Cos’è un libro? Parole accatastate una sopra l’altra? Il racconto di un insieme di immagini? Molto di più. Quello che costruisce un libro sono immagini tridimensionali. Immagini che uniscono la descrizione di ciò che si vede con gli occhi e ciò che non si vede se non con il cuore e la mente. Mai nessuno riuscirà a replicare il potente mezzo della scrittura. I film riescono a riprodurre solo la superficie di un libro, la parte che sta sopra alla carta. Per questo i film hanno bisogno di creare un’atmosfera, avere attori importanti, essere supportati dalla musica.
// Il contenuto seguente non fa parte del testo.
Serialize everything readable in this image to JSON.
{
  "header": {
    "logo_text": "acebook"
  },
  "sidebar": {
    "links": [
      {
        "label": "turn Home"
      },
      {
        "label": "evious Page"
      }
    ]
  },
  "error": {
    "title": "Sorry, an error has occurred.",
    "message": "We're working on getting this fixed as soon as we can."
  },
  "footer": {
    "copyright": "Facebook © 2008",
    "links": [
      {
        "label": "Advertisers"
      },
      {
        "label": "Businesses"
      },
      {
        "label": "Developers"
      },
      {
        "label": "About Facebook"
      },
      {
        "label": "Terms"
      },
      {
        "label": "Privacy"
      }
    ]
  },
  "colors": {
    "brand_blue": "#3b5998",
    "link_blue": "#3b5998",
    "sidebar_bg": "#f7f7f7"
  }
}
Talvolta riescono ad essere migliori di un libro? Può essere che l’abilità del cast e della regia sia tale da superare la cifra artistica dello scritto. In realtà un film è sempre una semplificazione (quante ore servirebbero per tradurre un intero libro?).
Il libro mantiene, sempre, il suo primato per quella sua capacità indagatrice, che mette insieme l’orizzontalità con la verticalità: una dimensione impossibile da riprodurre con la predominanza delle immagini piatte di un’opera cinematografica. In un testo ogni parola contiene una profondità non riproducibile in una sequenza di un film perché la mente di chi guarda è disturbata dalla velocità e dall’esteriorità. Il processo nel libro, invece, è lento e interiore.
Tutta questa premessa si attaglia perfettamente per “Il cuore non si vede” di Chiara Valerio. Paradossalmente scelto più per la sua immagine di copertina – accattivante e sensuale – e poi letto con il pensiero. Già il titolo prometteva un esercizio riflessivo. La storia di Andrea Dileva, e i suoi amori, porta il lettore nella dimensione del conosciuto-sconosciuto. Una vita come tante altre – il conosciuto – che contiene dentro tante vite – il non conosciuto. Un libro con sentenze fulminanti; in grado di condurre un’anatomia dei sentimenti tra uomo e donna. “Il cuore non si vede” ha un sapore antico e contemporaneo: affonda le radici nella cultura greca; si sorregge nei rami della vita pop delle nostre città. Forse questo è un libro che solo le donne possono fino in fondo “leggere”, noi – uomini – solo “immaginare”.